Was “the Word” God?
PEOPLE who believe that God is a Trinity, and that Jesus is God, point to John 1:1 and John 20:28 as proof of this belief.
In many translations John 1:1 says: “In the beginning was the Word, and the Word was with God, and the Word was God.” However, conscientious translators have found it necessary to acknowledge that there is a difference between the two uses of the word “God” in this text.
The New English Bible says, “What God was, the Word was.” Today’s English Version says, “He was the same as God.” An American Translation says, “The Word was divine.”
Why do not these translations simply say that the Word “was God”? Because in Greek, in which this originally was written, the second use of the word “God” is not the same as the first. The definite article “ho” (the) appears before the first use of the word God but not before the second. So The Anchor Bible says: “To preserve in English the different nuance of theos [god] with and without the article, some (Moffatt) would translate ‘The Word was divine.’”
We can better understand John’s words here if we analyze precisely what he said. Note again that he wrote: “In the beginning was the Word.” This, of course, was not talking about God’s beginning, for God had no beginning. (Psalm 90:1, 2) It was the beginning of the things John was here discussing, including the creation of all other things by “the Word.” Then John said: “The Word was with God.” A person who is with someone obviously is not the same as the one he is with.
The important point, of course, is what John meant when he wrote this passage. Does that present a problem? It does if you want it to say Jesus is “GOD,” for it is quite obvious from John’s writings that he did not understand Jesus to be “God” in the sense the Father is God. For example, in that same chapter, John wrote: “No one has ever seen God; it is the only Son, who is nearest to the Father’s heart, who has made him known.” (John 1:18, The Jerusalem Bible) Has anyone seen God? No. Has anyone seen Jesus? Of course!
Christendom’s Athanasian Creed, which defines the Trinity, says “none is greater or less than another.” Yet John repeatedly records Jesus’ own words showing his submission to the Father. He was “sent” by the Father, assigned works by the Father, told what to do and say by the Father, and said he came not to do his own will “but the will of him that sent [him].”—John 6:38; 3:17; 5:36; 8:28; 12:49, 50.
John also recorded Jesus’ own statement that the Father is “the only true God,” and that “the Father is greater than I am.” (John 17:3; 14:28) He recorded six instances in which Jesus called the Father “my God.” Five instances of Jesus’ speaking of “my God” are long after Jesus’ resurrection and ascension to heaven. (John 20:17; Revelation 3:2, 12) At least five more times, John carefully recorded the distinction not just between the Father and the Lamb but between God and the Lamb Jesus Christ. (Revelation 1:1; 7:10; 21:22; 22:1-3) John says he wrote, not to show that Jesus is God, or even “God the Son,” but “that you may believe that Jesus is the Christ the Son of God.”—John 20:31.
These statements show what John knew to be the relationship between Jesus and the one John tells us Jesus called “God.” John 1:1 does not contradict them.

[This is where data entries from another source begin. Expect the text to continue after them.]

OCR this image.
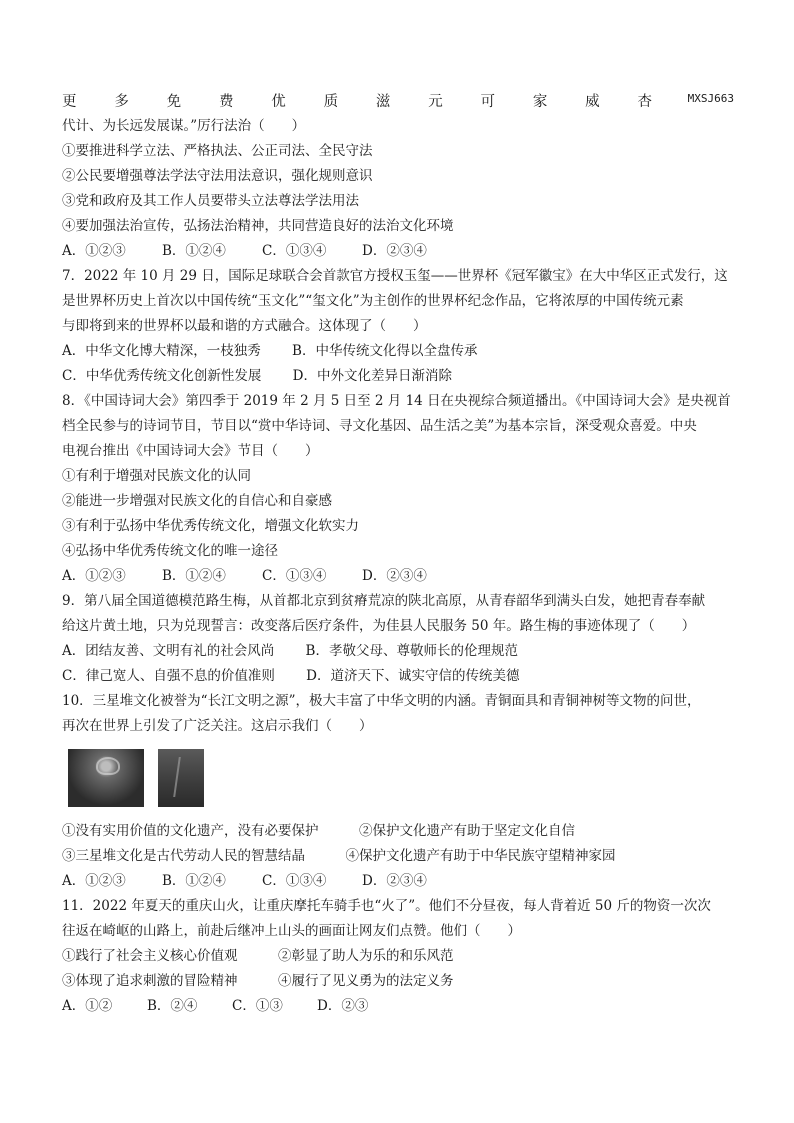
更	多	免	费	优	质	滋	元	可	家	威	杏	MXSJ663
代计、为长远发展谋。”厉行法治（　　）
①要推进科学立法、严格执法、公正司法、全民守法
②公民要增强尊法学法守法用法意识，强化规则意识
③党和政府及其工作人员要带头立法尊法学法用法
④要加强法治宣传，弘扬法治精神，共同营造良好的法治文化环境
A．①②③	B．①②④	C．①③④	D．②③④
7．2022 年 10 月 29 日，国际足球联合会首款官方授权玉玺——世界杯《冠军徽宝》在大中华区正式发行，这
是世界杯历史上首次以中国传统“玉文化”“玺文化”为主创作的世界杯纪念作品，它将浓厚的中国传统元素
与即将到来的世界杯以最和谐的方式融合。这体现了（　　）
A．中华文化博大精深，一枝独秀　　 B．中华传统文化得以全盘传承
C．中华优秀传统文化创新性发展　　 D．中外文化差异日渐消除
8．《中国诗词大会》第四季于 2019 年 2 月 5 日至 2 月 14 日在央视综合频道播出。《中国诗词大会》是央视首
档全民参与的诗词节目，节目以“赏中华诗词、寻文化基因、品生活之美”为基本宗旨，深受观众喜爱。中央
电视台推出《中国诗词大会》节目（　　）
①有利于增强对民族文化的认同
②能进一步增强对民族文化的自信心和自豪感
③有利于弘扬中华优秀传统文化，增强文化软实力
④弘扬中华优秀传统文化的唯一途径
A．①②③	B．①②④	C．①③④	D．②③④
9．第八届全国道德模范路生梅，从首都北京到贫瘠荒凉的陕北高原，从青春韶华到满头白发，她把青春奉献
给这片黄土地，只为兑现誓言：改变落后医疗条件，为佳县人民服务 50 年。路生梅的事迹体现了（　　）
A．团结友善、文明有礼的社会风尚　　 B．孝敬父母、尊敬师长的伦理规范
C．律己宽人、自强不息的价值准则　　 D．道济天下、诚实守信的传统美德
10．三星堆文化被誉为“长江文明之源”，极大丰富了中华文明的内涵。青铜面具和青铜神树等文物的问世，
再次在世界上引发了广泛关注。这启示我们（　　）
①没有实用价值的文化遗产，没有必要保护　　　②保护文化遗产有助于坚定文化自信
③三星堆文化是古代劳动人民的智慧结晶　　　④保护文化遗产有助于中华民族守望精神家园
A．①②③	B．①②④	C．①③④	D．②③④
11．2022 年夏天的重庆山火，让重庆摩托车骑手也“火了”。他们不分昼夜，每人背着近 50 斤的物资一次次
往返在崎岖的山路上，前赴后继冲上山头的画面让网友们点赞。他们（　　）
①践行了社会主义核心价值观　　　②彰显了助人为乐的和乐风范
③体现了追求刺激的冒险精神　　　④履行了见义勇为的法定义务
A．①②	B．②④	C．①③	D．②③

Its correct rendering is: “In the beginning the Word was, and the Word was with God, and the Word was a god.” This is the same construction that you will find at Acts 28:6, where the people of Malta thought Paul was “a god.”
Then, what about Thomas’ amazed expression when he saw the resurrected Jesus: “My Lord and my God!” (John 20:24-29) Thomas was greatly moved by the outstanding realization that Jesus Christ really had been resurrected, and that he was face-to-face with him. However, nothing in the account indicates that Thomas thought Jesus was equal to the Father. John, who recorded Thomas’ words, had quoted Jesus as saying that even men were called “gods.” Certainly, the resurrected Lord Jesus Christ is greater than any man. (John 10:34, 35) And in the very same chapter in which we read Thomas’ words, John recorded Jesus’ statement that the Father is Jesus’ God.—John 20:17.
Paul showed how first-century Christians correctly understood the relationship between Jesus and his heavenly Father when he wrote that “there is actually to us one God the Father . . . and there is one Lord, Jesus Christ.”—1 Corinthians 8:6.